Now I'm just imagining a video game with characters each having their own fine tune applied on top for their dialog. I'm guessing you could use some relatively small models. In each case you would be feeding all the context to the model (player name, current relevant quests, summary of previous interactions, etc). Though maybe fine tuning/training isn't even needed and a good enough prompt will work (Not sure what all they used for this [0]). I'm excited for the first AAA game that tries this. Anyone that has played a RPG-style game knows that after a few times going into a city (or a couple play-throughs) the dialog feels repetitive. I love the idea of Skyrim but with better dialog. You could either run the models on the user's computer or maybe just run it on the backend so you can block certain generations (wrong/misleading/"unsafe") and just ship updated dialog lists to the client occasionally.
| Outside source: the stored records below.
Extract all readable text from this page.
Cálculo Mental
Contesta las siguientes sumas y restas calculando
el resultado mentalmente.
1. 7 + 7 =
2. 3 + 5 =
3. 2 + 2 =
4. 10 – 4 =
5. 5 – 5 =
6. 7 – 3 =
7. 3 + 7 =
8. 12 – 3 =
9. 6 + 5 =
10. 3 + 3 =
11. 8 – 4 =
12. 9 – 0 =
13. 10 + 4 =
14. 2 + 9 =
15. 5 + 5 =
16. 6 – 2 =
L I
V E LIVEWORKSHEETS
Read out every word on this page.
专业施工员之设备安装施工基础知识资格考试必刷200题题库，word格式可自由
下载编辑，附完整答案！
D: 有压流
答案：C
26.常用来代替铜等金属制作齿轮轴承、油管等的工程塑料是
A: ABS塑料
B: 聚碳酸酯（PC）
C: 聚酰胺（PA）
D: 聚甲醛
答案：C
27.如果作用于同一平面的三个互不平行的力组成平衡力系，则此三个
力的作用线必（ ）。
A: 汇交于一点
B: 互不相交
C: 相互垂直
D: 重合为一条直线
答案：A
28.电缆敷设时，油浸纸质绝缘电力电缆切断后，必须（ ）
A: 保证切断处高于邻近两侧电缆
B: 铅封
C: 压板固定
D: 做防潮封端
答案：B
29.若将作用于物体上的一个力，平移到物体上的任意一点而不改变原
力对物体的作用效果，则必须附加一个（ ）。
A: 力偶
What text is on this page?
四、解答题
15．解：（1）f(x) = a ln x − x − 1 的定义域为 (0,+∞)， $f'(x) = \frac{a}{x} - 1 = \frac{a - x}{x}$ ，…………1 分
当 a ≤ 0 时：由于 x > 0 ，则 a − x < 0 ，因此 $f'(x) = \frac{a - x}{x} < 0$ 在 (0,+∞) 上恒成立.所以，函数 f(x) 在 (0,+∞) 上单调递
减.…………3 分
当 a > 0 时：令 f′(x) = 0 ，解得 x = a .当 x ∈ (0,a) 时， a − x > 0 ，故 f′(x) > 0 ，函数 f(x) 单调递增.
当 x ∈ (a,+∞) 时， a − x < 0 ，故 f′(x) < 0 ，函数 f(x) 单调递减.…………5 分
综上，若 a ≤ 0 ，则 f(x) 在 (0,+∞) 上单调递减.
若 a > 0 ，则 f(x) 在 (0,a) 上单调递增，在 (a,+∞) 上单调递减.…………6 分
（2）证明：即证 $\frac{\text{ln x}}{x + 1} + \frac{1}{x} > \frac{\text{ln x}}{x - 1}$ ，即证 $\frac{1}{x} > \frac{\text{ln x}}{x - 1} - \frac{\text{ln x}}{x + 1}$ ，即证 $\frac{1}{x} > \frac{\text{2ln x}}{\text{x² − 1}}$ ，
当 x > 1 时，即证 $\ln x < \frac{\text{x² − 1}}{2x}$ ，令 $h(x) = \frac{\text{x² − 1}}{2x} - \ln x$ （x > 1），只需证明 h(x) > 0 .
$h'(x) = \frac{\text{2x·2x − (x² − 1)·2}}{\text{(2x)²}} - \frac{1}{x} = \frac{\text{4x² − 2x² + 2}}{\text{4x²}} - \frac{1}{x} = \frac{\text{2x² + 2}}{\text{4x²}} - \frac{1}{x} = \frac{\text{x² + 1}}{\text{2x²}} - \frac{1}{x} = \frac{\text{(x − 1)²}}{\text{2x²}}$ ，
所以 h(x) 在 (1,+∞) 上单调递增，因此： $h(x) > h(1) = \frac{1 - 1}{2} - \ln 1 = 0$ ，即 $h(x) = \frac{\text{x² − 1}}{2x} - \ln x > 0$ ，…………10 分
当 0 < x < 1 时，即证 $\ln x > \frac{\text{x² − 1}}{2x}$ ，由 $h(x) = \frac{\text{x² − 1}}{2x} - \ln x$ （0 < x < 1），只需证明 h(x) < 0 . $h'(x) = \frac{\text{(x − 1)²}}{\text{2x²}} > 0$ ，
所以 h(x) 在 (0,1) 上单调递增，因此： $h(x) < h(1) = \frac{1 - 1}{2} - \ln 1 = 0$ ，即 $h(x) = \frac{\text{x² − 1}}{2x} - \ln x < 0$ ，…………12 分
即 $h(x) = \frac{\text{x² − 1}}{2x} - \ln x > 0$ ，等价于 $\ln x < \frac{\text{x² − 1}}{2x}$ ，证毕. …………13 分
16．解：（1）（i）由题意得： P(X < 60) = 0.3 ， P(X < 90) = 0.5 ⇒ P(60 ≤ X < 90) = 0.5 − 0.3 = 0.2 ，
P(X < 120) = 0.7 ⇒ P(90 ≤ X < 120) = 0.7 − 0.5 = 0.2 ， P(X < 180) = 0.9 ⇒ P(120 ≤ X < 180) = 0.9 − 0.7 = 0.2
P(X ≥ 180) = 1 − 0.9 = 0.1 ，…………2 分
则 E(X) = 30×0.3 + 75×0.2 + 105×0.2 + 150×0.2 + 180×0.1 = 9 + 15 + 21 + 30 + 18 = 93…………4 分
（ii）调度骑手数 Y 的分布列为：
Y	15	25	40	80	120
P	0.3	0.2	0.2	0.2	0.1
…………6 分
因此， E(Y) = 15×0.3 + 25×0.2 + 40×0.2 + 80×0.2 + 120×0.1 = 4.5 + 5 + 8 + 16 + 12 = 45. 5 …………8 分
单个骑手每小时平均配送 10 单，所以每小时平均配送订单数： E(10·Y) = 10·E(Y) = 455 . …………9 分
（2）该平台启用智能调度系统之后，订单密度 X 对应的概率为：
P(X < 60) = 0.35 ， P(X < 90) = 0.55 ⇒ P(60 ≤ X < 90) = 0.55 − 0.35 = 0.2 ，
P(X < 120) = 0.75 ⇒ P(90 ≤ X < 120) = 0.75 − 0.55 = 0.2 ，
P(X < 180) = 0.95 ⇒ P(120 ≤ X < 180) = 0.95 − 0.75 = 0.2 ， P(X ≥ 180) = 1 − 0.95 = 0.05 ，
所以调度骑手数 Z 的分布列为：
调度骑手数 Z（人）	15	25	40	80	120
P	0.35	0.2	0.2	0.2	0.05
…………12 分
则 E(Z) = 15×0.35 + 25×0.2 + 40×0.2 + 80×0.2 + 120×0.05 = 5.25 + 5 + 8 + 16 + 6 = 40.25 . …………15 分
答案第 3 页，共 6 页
Counterpoint: NPCs repeating their dialogue serves as an implicit indicator that you've exhausted their content and it's time to move on. If they gain the ability to make vapid smalltalk forever then you'll forever be second guessing whether you're wasting your time on them.
(also spare a thought for the poor QA testers who would be given the Sisyphean task of making sure an LLM dialogue system always stays in character and doesn't hallucinate non-existent or outdated content/lore/mechanics)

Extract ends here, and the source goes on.